The reality of sex for teenagers - Are you ready for it at 14?

Published: Monday | January 5, 2009


Emma Dalton-Brown, Gleaner Writer

Indeed, times have changed since I was a teenager, in the early '90s, but the sexual immaturity of kids within the same age group has remained the same. For some reason, they don't see it that way. Has the breakdown of the family unit contributed to the irresponsible promiscuity of the youth?

There is no question that as boys and girls enter puberty, certain interests in the opposite gender, and physical feelings towards them, arise. Crushes develop into relationships and sentiments of love are exchanged in whispers. It can be a very exciting, yet nerve-racking, time for any young person. The pressure to go at least one step further, if not more, than kissing on the mouth, can be extreme. Your classmates may ridicule you for being frigid or chicken, and your friends may tell you that it's cool to practise oral sex or even sexual intercourse. The two have similar emotional repercussions, so don't be fooled.

I recently spoke to a group of 14-year-old girls. They were still distraught over an incident that happened to one of their peers last year. One of the kids from school arranged to have a party while his parents were out. During the course of the evening, everyone seemed to be having a wicked time!

Embarrassed

The girl in question, however, experienced quite the opposite. Whether she was persuaded by the guy she liked or decided on her own to do it, she ended up in a bedroom performing oral sex on him. It traumatised her and she ran off weeping to her friends. The impact of this escapade has stung them all to this day. As for the boy? After being pretty chuffed with himself, he stopped bragging and became remorseful and embarrassed.

If this had led to intercourse itself, who knows what other consequences might have come out of it. A sexually transmitted disease, for one, or pregnancy. Possibly both.

The naivety of everyone of us who has crossed through the teen years is a blessing and a curse. To be free of the world's troubles and responsibilities is a wonderful thing that we each deserve to enjoy before hitting our 20s. However, this privilege must be respected and does not come without its own set of rules.

There are no instruction books for parents when it comes to raising their children. They want, and try, to do the best they can. Their love for their children has no boundaries, but they are not perfect. This is why communication is the key when it comes to a mother, father, son and daughter relationship.
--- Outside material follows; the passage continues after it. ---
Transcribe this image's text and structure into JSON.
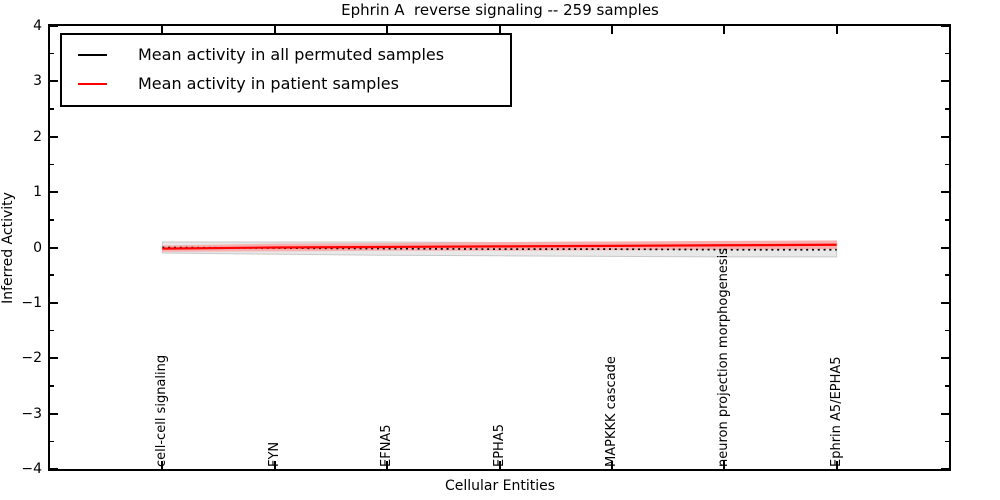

As a parent, you want your children to obey you. As a teen, you want your parents to listen to your opinions and dreams and to understand you (or at least attempt to do so). Each family should be sitting down together, discussing ways in which they can work out a system that is reasonable. It's not always going to be easy, but the ramifications of not doing so could be dire.

When broaching such a delicate subject as sex, a mother or father has to be mindful of not treating their teens as if they were babies. However, listen up boys and girls. If you feel that you are old enough to be sexually active, then consider the following. Are you old enough to have a child of your own? Can you afford to support this baby? Are you up to the task of taking on every duty that comes with being a parent? If not, then there is no way that you are ready for sex at 14!